Брат велел мне подождать у себя в комнате, пока он не наймёт извозчиков, которые нас отвезут.
— Отвезут? Куда?
— В деревню. Ты здесь побудь, никуда не выходи!
И даже запер дверь снаружи на ключ.
Опять было над чем призадуматься. Зачем теперь в деревню, когда отец мёртвый? И почему нельзя до тех пор из комнаты выходить? Почему не навестит никто из знакомых, а все прохожие странно так перешёптываются? И почему по такому важному, известному всем покойнику не звонят?
Всё это привело меня в полное замешательство: ни на один вопрос не находилось ответа. И никто не шёл, у кого можно бы спросить.
Наконец, как мне показалось, много времени спустя — а может, по прошествии всего нескольких десятков минут — мимо оконца, выходящего в коридор, просеменила старушка-служанка, которая сидела перед тем у гроба. Наверно, сменилась с кем-нибудь.
— Тётя Жужи! — окликнул я её через окошко. — Подойдите-ка сюда!
— Чего тебе, славный мой?
— Тётя Жужи, скажите мне по правде, почему мне нельзя папеньку в лоб или в щёку поцеловать?
— Что это вы, Деже, какой дурачок.

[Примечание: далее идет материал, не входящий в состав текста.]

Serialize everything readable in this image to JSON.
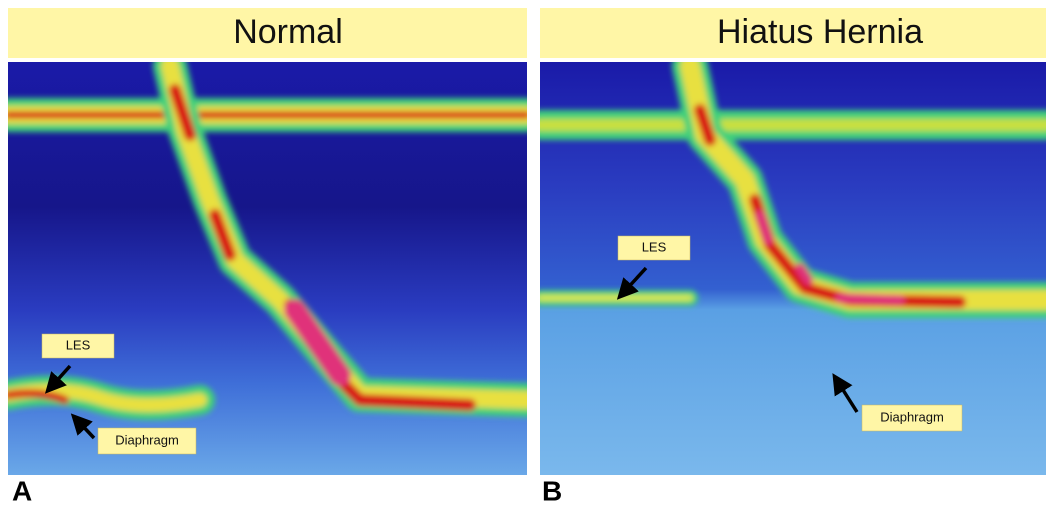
{
  "panels": [
    {
      "title": "Normal",
      "letter": "A",
      "labels": [
        "LES",
        "Diaphragm"
      ]
    },
    {
      "title": "Hiatus Hernia",
      "letter": "B",
      "labels": [
        "LES",
        "Diaphragm"
      ]
    }
  ]
}
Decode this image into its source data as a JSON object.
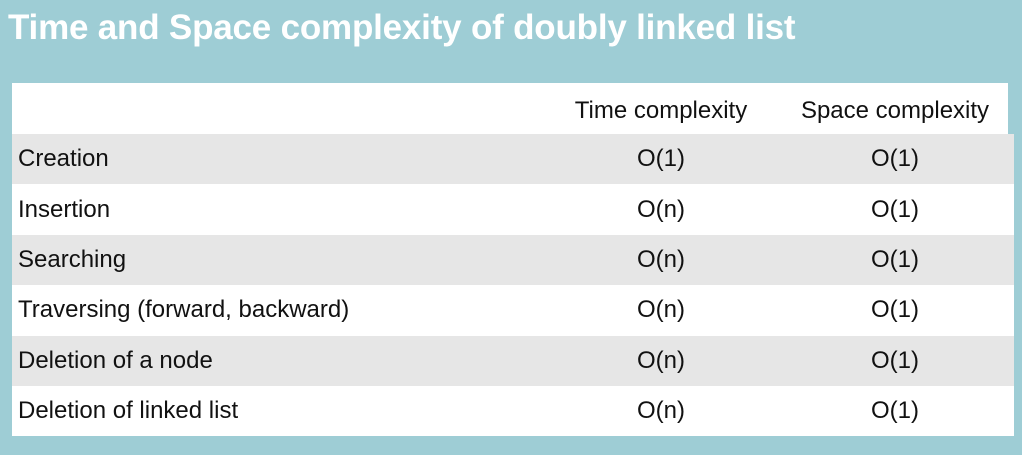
{
  "title": "Time and Space complexity of doubly linked list",
  "table": {
    "headers": [
      "",
      "Time complexity",
      "Space complexity"
    ],
    "rows": [
      {
        "operation": "Creation",
        "time": "O(1)",
        "space": "O(1)"
      },
      {
        "operation": "Insertion",
        "time": "O(n)",
        "space": "O(1)"
      },
      {
        "operation": "Searching",
        "time": "O(n)",
        "space": "O(1)"
      },
      {
        "operation": "Traversing (forward, backward)",
        "time": "O(n)",
        "space": "O(1)"
      },
      {
        "operation": "Deletion of a node",
        "time": "O(n)",
        "space": "O(1)"
      },
      {
        "operation": "Deletion of linked list",
        "time": "O(n)",
        "space": "O(1)"
      }
    ]
  },
  "colors": {
    "background": "#9ecdd5",
    "title_text": "#ffffff",
    "row_stripe": "#e6e6e6",
    "row_plain": "#ffffff"
  }
}
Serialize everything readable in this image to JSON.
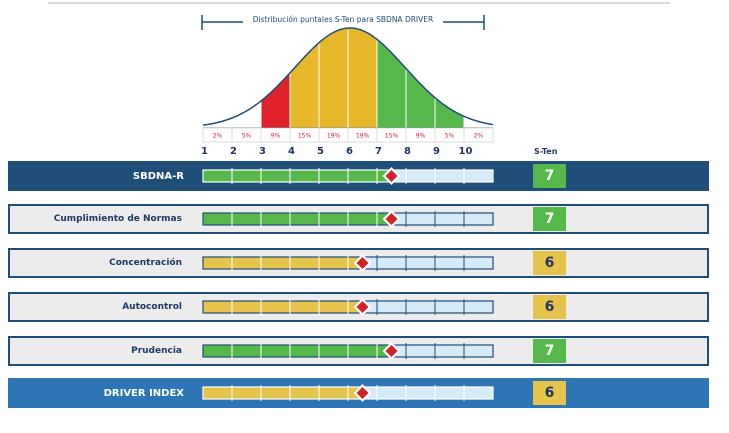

Да у него бедняги, и головы-то нет, — с циническим равнодушием пожала старуха плечами.
Я не осмелился передать вернувшемуся за мной брату, что узнал у старой Жужи.
Сказал только, что мне холодно, в ответ на его вопрос, почему я так дрожу.
Он укрыл меня своим плащом, и мы пошли садиться.
Я спросил, где бабушка. Он сказал, что она поедет сзади. Мы устроились в передней пролётке вдвоём. Другая пока стояла в воротах.